Forgotten places

“Nothing will cure the sick lion but to eat an ape.”

The line comes from Marianne Moore, I think; a Presbyterian from Missouri. It drifted into mind, while I was trying to think of something else. My memory is often sound, and if it is now, I used to rather adore this poet. On the one hand, she was crystalline: sharp and precise. On the other, she could be whimsical — a masculine quality — and at the same time both brutal and light. The line I quoted above exhibits this. She was probably against sacrificing apes to sick lions, but could be ambiguous. She could be very stiff and formal, while utterly sabotaging stiffness and formality. Too, she wore a tricorn hat, when making public appearances.

Miss Moore lived two lives, sequentially; first as a modernist poet, then as a college campus celebrity. That is the usual order. Today, one may become a college celebrity without ever having been poetic, but only for fifteen minutes. A Republican and enthusiast for Herbert Hoover, she was never in danger of becoming a cult. Her much-applauded passing interest in the suffragist movement was a feature of juvenile life at Bryn Mawr (circa 1900). Looking for later hints of feminism is one of those games that academics play, in order to distract themselves from the verse, and its contagious beauty.

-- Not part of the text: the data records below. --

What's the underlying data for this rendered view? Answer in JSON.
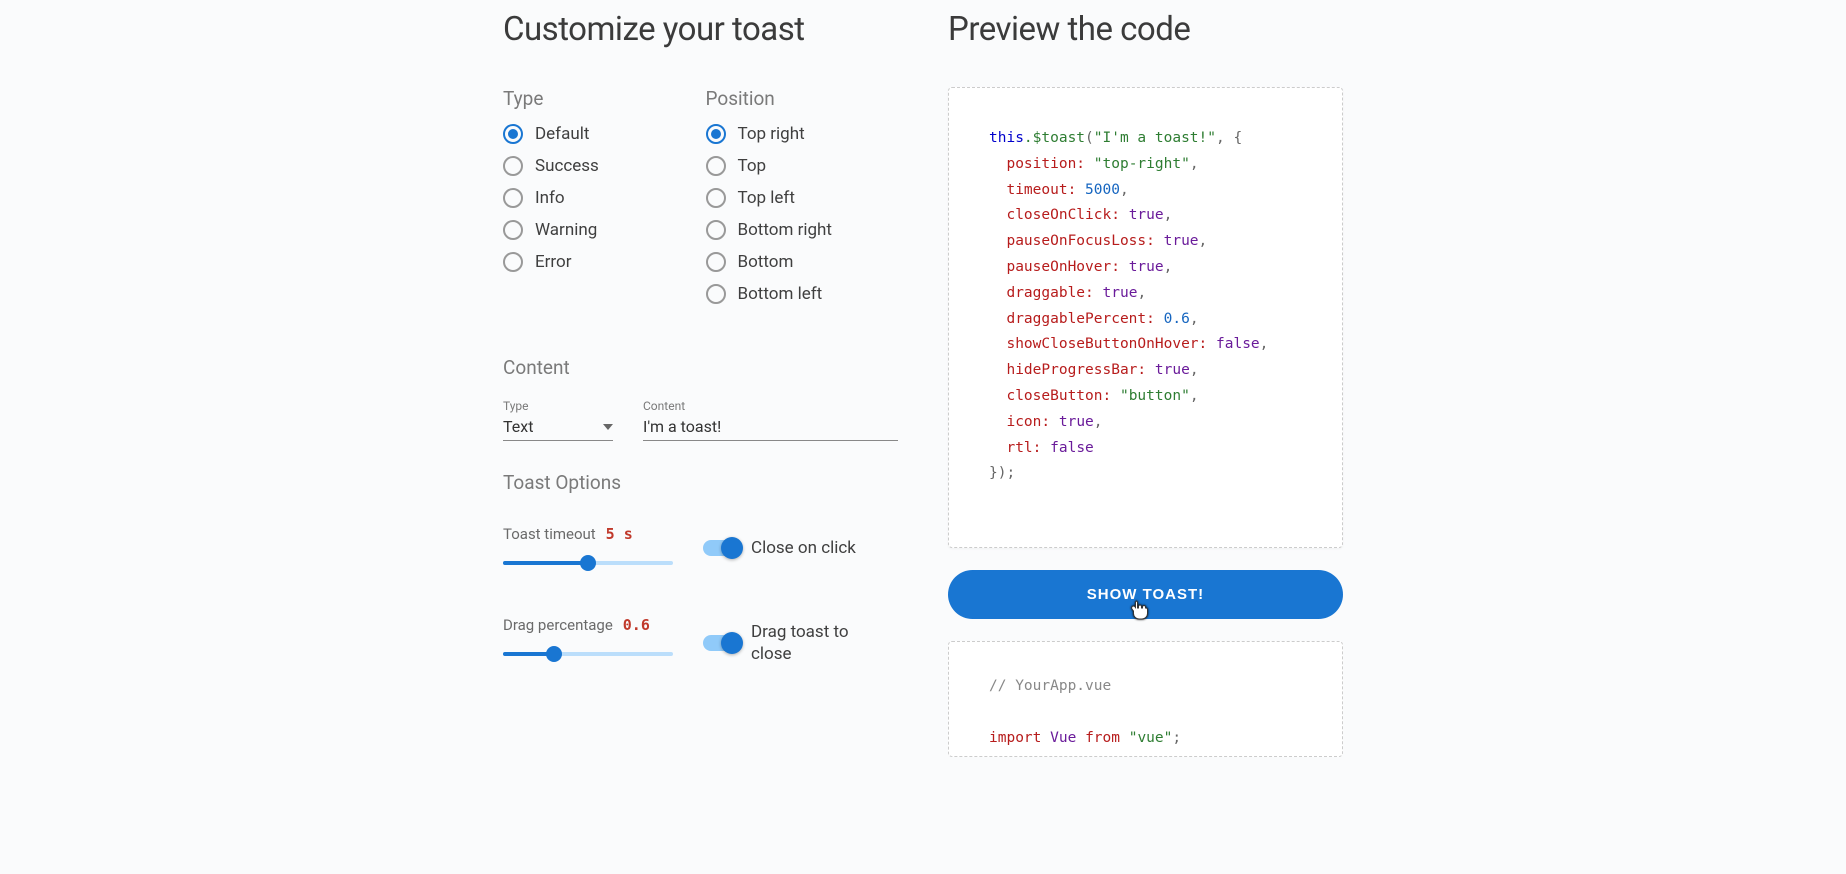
{
  "left": {
    "title": "Customize your toast",
    "type_label": "Type",
    "position_label": "Position",
    "types": [
      "Default",
      "Success",
      "Info",
      "Warning",
      "Error"
    ],
    "type_selected": 0,
    "positions": [
      "Top right",
      "Top",
      "Top left",
      "Bottom right",
      "Bottom",
      "Bottom left"
    ],
    "position_selected": 0,
    "content_section": "Content",
    "content_type_label": "Type",
    "content_type_value": "Text",
    "content_field_label": "Content",
    "content_field_value": "I'm a toast!",
    "options_section": "Toast Options",
    "timeout_label": "Toast timeout",
    "timeout_value": "5 s",
    "timeout_pct": 50,
    "close_on_click_label": "Close on click",
    "drag_pct_label": "Drag percentage",
    "drag_pct_value": "0.6",
    "drag_pct_slider": 30,
    "drag_to_close_label": "Drag toast to close"
  },
  "right": {
    "title": "Preview the code",
    "button_label": "SHOW TOAST!",
    "code": {
      "this": "this",
      "fn": ".$toast",
      "arg_str": "\"I'm a toast!\"",
      "props": [
        {
          "k": "position",
          "v": "\"top-right\"",
          "t": "str"
        },
        {
          "k": "timeout",
          "v": "5000",
          "t": "num"
        },
        {
          "k": "closeOnClick",
          "v": "true",
          "t": "bool"
        },
        {
          "k": "pauseOnFocusLoss",
          "v": "true",
          "t": "bool"
        },
        {
          "k": "pauseOnHover",
          "v": "true",
          "t": "bool"
        },
        {
          "k": "draggable",
          "v": "true",
          "t": "bool"
        },
        {
          "k": "draggablePercent",
          "v": "0.6",
          "t": "num"
        },
        {
          "k": "showCloseButtonOnHover",
          "v": "false",
          "t": "bool"
        },
        {
          "k": "hideProgressBar",
          "v": "true",
          "t": "bool"
        },
        {
          "k": "closeButton",
          "v": "\"button\"",
          "t": "str"
        },
        {
          "k": "icon",
          "v": "true",
          "t": "bool"
        },
        {
          "k": "rtl",
          "v": "false",
          "t": "bool"
        }
      ],
      "close": "});"
    },
    "second": {
      "comment": "// YourApp.vue",
      "import_kw": "import",
      "import_id": "Vue",
      "from_kw": "from",
      "from_str": "\"vue\"",
      "semi": ";"
    }
  }
}
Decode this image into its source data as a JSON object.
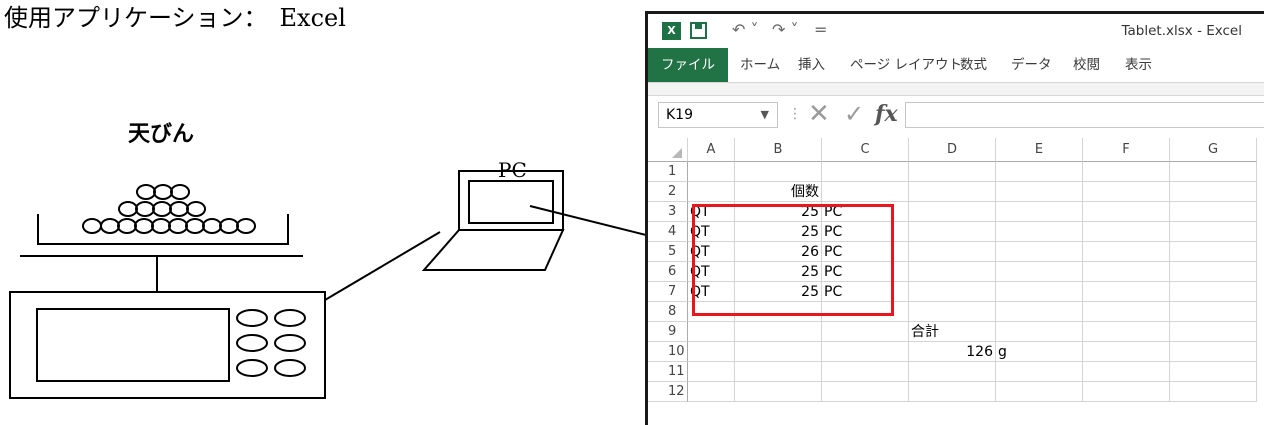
{
  "header": {
    "app_label": "使用アプリケーション：　Excel"
  },
  "balance": {
    "label": "天びん"
  },
  "pc": {
    "label": "PC"
  },
  "excel": {
    "logo_text": "X",
    "doc_title": "Tablet.xlsx - Excel",
    "undo_glyph": "↶ ˅",
    "redo_glyph": "↷ ˅",
    "customize_glyph": "=",
    "tabs": [
      "ファイル",
      "ホーム",
      "挿入",
      "ページ レイアウト",
      "数式",
      "データ",
      "校閲",
      "表示"
    ],
    "name_box": "K19",
    "fx_label": "fx",
    "columns": [
      "A",
      "B",
      "C",
      "D",
      "E",
      "F",
      "G"
    ],
    "rows": [
      "1",
      "2",
      "3",
      "4",
      "5",
      "6",
      "7",
      "8",
      "9",
      "10",
      "11",
      "12"
    ],
    "cells": {
      "b2": "個数",
      "data_rows": [
        {
          "a": "QT",
          "b": "25",
          "c": "PC"
        },
        {
          "a": "QT",
          "b": "25",
          "c": "PC"
        },
        {
          "a": "QT",
          "b": "26",
          "c": "PC"
        },
        {
          "a": "QT",
          "b": "25",
          "c": "PC"
        },
        {
          "a": "QT",
          "b": "25",
          "c": "PC"
        }
      ],
      "d9": "合計",
      "d10": "126",
      "e10": "g"
    },
    "highlight_color": "#e8171d"
  }
}
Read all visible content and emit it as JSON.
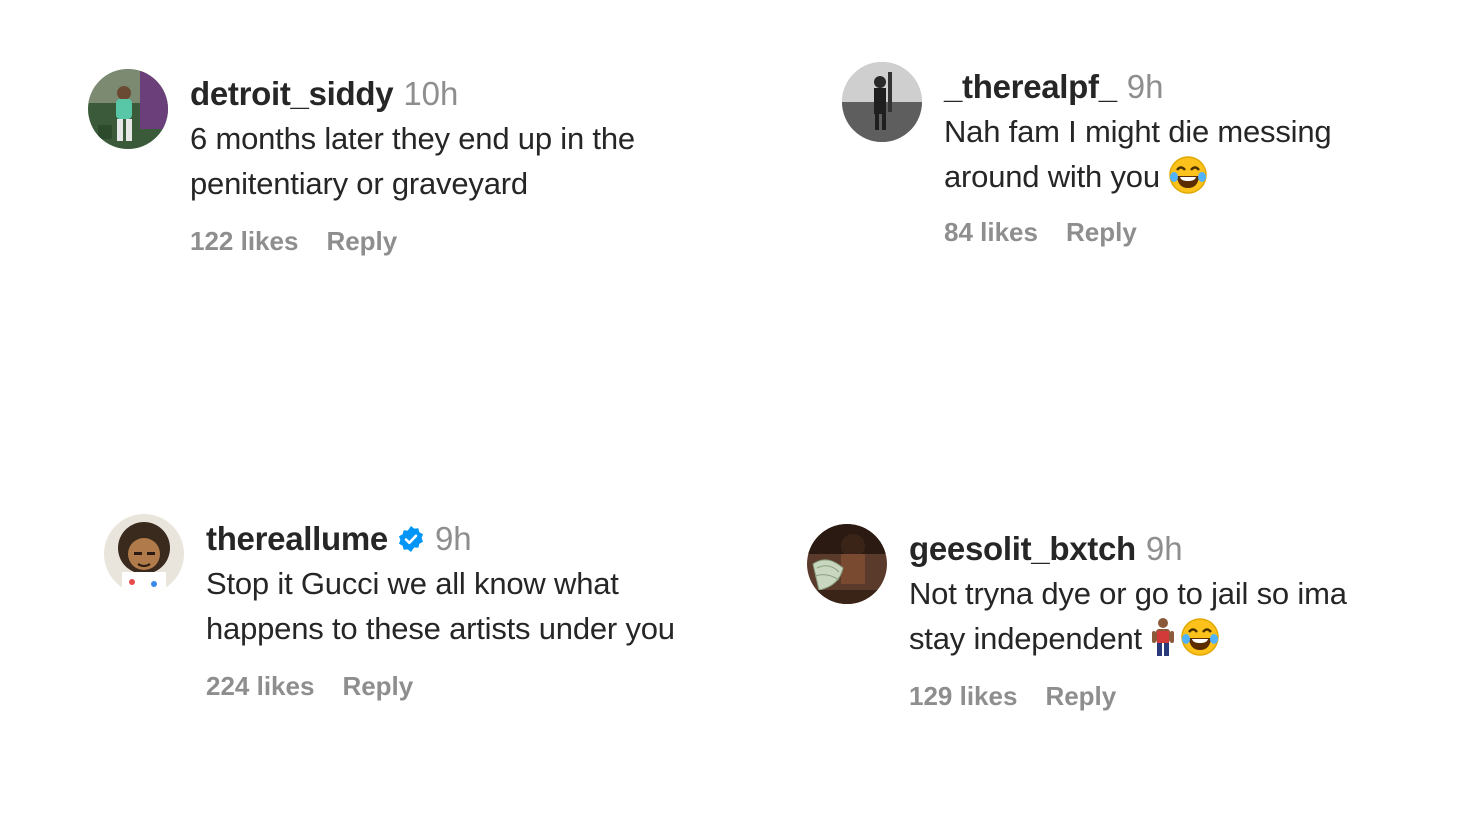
{
  "comments": [
    {
      "username": "detroit_siddy",
      "time": "10h",
      "text_lines": [
        "6 months later they end up in the",
        "penitentiary or graveyard"
      ],
      "likes": "122 likes",
      "reply": "Reply",
      "verified": false
    },
    {
      "username": "_therealpf_",
      "time": "9h",
      "text_lines": [
        "Nah fam I might die messing",
        "around with you"
      ],
      "trailing_emoji": [
        "face-with-tears-of-joy-icon"
      ],
      "likes": "84 likes",
      "reply": "Reply",
      "verified": false
    },
    {
      "username": "thereallume",
      "time": "9h",
      "text_lines": [
        "Stop it Gucci we all know what",
        "happens to these artists under you"
      ],
      "likes": "224 likes",
      "reply": "Reply",
      "verified": true
    },
    {
      "username": "geesolit_bxtch",
      "time": "9h",
      "text_lines": [
        "Not tryna dye or go to jail so ima",
        "stay independent"
      ],
      "trailing_emoji": [
        "person-standing-icon",
        "face-with-tears-of-joy-icon"
      ],
      "likes": "129 likes",
      "reply": "Reply",
      "verified": false
    }
  ],
  "colors": {
    "text": "#262626",
    "muted": "#8e8e8e",
    "verified": "#0095f6",
    "emoji": "#fcc21b"
  }
}
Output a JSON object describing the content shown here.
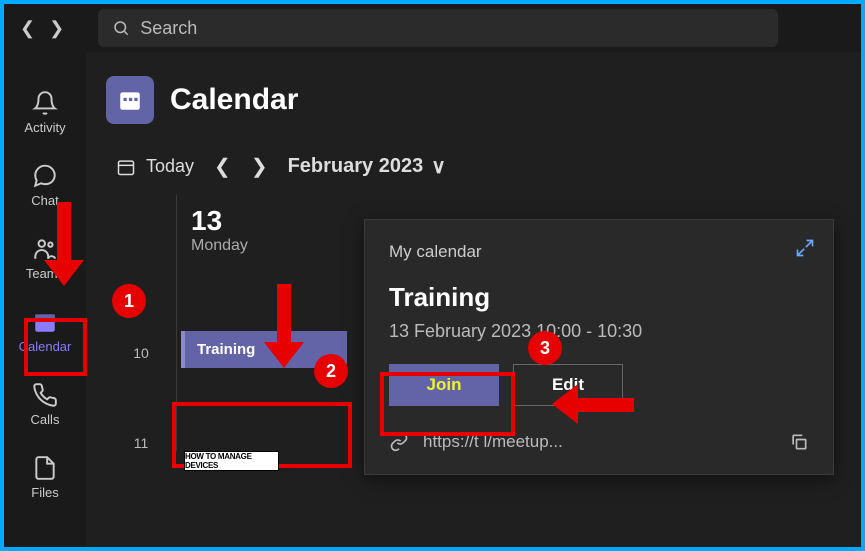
{
  "topbar": {
    "search_placeholder": "Search"
  },
  "sidebar": {
    "items": [
      {
        "label": "Activity"
      },
      {
        "label": "Chat"
      },
      {
        "label": "Teams"
      },
      {
        "label": "Calendar"
      },
      {
        "label": "Calls"
      },
      {
        "label": "Files"
      }
    ]
  },
  "header": {
    "title": "Calendar"
  },
  "datenav": {
    "today": "Today",
    "month": "February 2023"
  },
  "day": {
    "number": "13",
    "name": "Monday"
  },
  "timeline": {
    "hour_10": "10",
    "hour_11": "11"
  },
  "event": {
    "title": "Training"
  },
  "popover": {
    "label": "My calendar",
    "title": "Training",
    "datetime": "13 February 2023 10:00 - 10:30",
    "join": "Join",
    "edit": "Edit",
    "url": "https://t                                    l/meetup..."
  },
  "annotations": {
    "n1": "1",
    "n2": "2",
    "n3": "3"
  },
  "watermark": "HOW TO MANAGE DEVICES"
}
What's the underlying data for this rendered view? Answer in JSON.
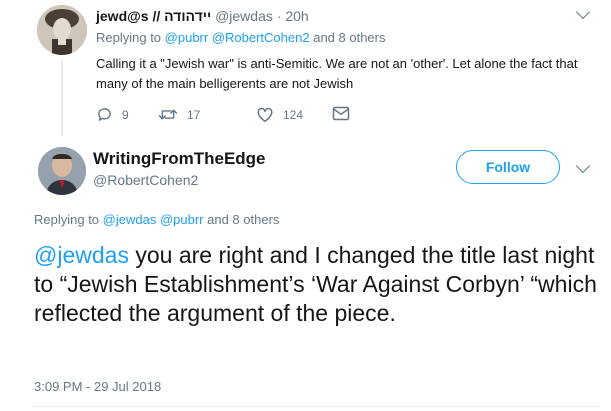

In which, to my mind, she was on the “Tower Bridge” between Ezra Pound and Wallace Stevens: up high, but lower than either peak. For I continue to believe that Pound and Stevens were our two magisterial poets in English, in the twentieth century. I say “bridge” because Miss Moore could almost combine virtues from both towering poets; though being closer to the Stevens side. Her attitude towards Pound, when he was incarcerated in the St Elizabeth asylum as an alternative to hanging him for his wartime pro-Mussolini broadcasts, was just right. She stiffly disapproved of his anti-Semitism and Fascism. But she visited him regularly.

Someone should put together an anthology of female Presbyterian mystics. I think of our Canadian contributor, the late sublime Margaret Avison. While there was little theological presence in any of Miss Moore’s earlier poems, and less through her unfortunate rewrites near the end, it seemed to me that religion, and in the form of a recessive Holy Spirit, sparkled deep within her drollness.

And look, I have found her (1951) Collected Poems, still extant among my books. And I have just looked it up. The quote with which I started did come from Marianne Moore. Thank God because, if it hadn’t, I would have had to write a whole new Idleblog.